Rainen’in eli belindeki kılıcına doğru gitti. Walcomir ise Archanger’in yanına doğru bir adım atıp omzundan tuttu. Crangor hâlâ duvara bakıyordu. “Peki, duvarın ötesinde ne var?”
Archanger bir süre sessiz kaldı. Ardından elini duvara yasladı. “Duvarı görebiliyorum, ama ötesine dair hiçbir şey yok. Bu noktadan sonrasına erişemiyorum.”
Crangor düşünceli bir sesle açıklık getirdi. “Wallerdo Thurpagon, büyücülerle iç içeydi. Yani bu duvarı efsunlaştırmış olması olası. Bu yüzden ötesini göremiyorsun.”
Archanger onaylarcasına başını salladı ama bunu gören olmadı karanlıkta. “Çekilin.” Yine o kararlı ve kesin sesine büründü Archanger. Herkes duvardan uzaklaştı ve gardlarını çekip bekledi.
Archanger kollarını rahatlamak istercesine salladı. Dizlerini aniden kırarak, yarı oturur bir pozisyona geçti. Elleri yumruk olacak şekilde duvara doğru gerdi kollarını.
Kollarının acısına aldırmadan duvarı alevlere boğdu. Aralıksız bir çift alev demeti, doğrudan önünde duran duvarı dövüyordu. Damarlarında akan alev yumruklarından dışarıya nefret ile boşalıyordu. Alevlerin aydınlattığı süre boyunca herkes duvara odaklanmıştı.
Nefes nefese kalan Archanger doğruldu ve duvara gitti.
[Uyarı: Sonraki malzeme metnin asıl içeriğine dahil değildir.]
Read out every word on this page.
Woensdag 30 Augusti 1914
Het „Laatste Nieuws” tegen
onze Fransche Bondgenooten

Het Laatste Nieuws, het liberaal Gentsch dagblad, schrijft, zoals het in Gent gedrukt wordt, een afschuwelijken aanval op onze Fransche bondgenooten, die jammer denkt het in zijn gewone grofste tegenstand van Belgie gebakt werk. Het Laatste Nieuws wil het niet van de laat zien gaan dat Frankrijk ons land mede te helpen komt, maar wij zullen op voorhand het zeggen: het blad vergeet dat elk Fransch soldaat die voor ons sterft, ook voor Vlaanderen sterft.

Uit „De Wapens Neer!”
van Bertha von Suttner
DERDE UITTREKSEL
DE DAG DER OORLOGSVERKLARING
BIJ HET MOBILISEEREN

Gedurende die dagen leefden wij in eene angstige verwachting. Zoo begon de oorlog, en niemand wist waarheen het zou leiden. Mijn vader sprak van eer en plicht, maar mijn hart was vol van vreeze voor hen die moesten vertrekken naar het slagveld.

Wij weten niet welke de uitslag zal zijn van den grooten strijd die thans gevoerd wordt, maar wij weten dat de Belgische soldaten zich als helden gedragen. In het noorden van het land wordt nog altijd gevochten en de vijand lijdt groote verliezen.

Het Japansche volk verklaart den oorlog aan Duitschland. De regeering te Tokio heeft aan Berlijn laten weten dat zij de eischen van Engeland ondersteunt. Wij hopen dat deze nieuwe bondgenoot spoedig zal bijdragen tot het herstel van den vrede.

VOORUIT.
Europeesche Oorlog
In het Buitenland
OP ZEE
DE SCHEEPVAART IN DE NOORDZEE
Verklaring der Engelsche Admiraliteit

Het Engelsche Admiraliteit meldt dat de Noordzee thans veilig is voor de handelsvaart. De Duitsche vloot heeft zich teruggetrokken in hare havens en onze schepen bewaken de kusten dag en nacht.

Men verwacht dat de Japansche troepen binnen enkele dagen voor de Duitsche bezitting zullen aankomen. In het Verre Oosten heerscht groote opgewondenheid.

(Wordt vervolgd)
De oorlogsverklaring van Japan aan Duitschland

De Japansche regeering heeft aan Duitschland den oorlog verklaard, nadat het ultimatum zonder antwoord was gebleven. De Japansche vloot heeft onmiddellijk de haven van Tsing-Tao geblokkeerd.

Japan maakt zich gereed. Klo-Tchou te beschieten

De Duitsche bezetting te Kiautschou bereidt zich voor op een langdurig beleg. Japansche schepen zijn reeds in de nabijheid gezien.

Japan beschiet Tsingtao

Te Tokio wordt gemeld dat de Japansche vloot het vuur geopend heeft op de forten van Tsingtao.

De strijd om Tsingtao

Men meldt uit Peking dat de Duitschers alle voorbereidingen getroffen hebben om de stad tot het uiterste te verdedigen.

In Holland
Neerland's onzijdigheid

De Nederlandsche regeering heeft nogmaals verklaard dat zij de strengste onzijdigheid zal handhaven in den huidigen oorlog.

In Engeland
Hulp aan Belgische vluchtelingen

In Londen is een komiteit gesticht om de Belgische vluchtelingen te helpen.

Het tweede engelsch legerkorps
Elini koyarak yokladı. “Hâlâ bir taş kadar soğuk.” Sağ elini, yumruk şeklinde yere bastırdı. Yerden yükselen toprak Archanger’in elini sardı ve bileğinde kenetlenerek bir kaya sertliğini aldı.
Archanger tüm gücüyle duvara bir yumruk attı ve elini saran kaya, ortadan ikiye ayrılarak yere düştü. “İmkânsız...” diye söylendi Crangor arkadan.
Archanger ellerini tekrar duvara yasladı. Avuçlarından fırlayan tüm rüzgâr duvardan sekerek arkada duran ekibe çarptı. Pelerinlerin rüzgârda çıkarttıkları ses, Archanger’in başaramadığını açıklamaya yetiyordu.
Alnından süzülen teri eliyle sildi ve gözünün önüne düşen saçları geriye itti. Kılıcını çekip duvara doğrulttu. “Kintaro!” Kılıcı, ejderhasının gücüyle bir elmas gibi parlamaya başladı. Tüm gücüyle duvara diklemesine sapladı kılıcını ve tiz bir ses yankılandı tünelde.
Çarpışmanın etkisiyle titreyen bedeni, şaşkınlık ve öfkeden kaskatı kesilmişti. Kılıcını kınına soktu ve Crangor’a döndü. “Önerin var mı?”
Crangor, başını ümitsizce salladı...
ŞİMDİ OKUDUĞUN
Archanger Destanı: Birinci Kısım (Kitap Oldu)
FantasyBaşını gökyüzüne kaldırıp baksaydı bütün mazisinin onu bir yere doğru götürdüğünü görebilecekti. O hengâme anından önceki son anda zaman onun için işlerken o kendisini bütün dünyadan uzaklaştırıp, bütün duygularını ve düşüncelerini aynı noktada birl...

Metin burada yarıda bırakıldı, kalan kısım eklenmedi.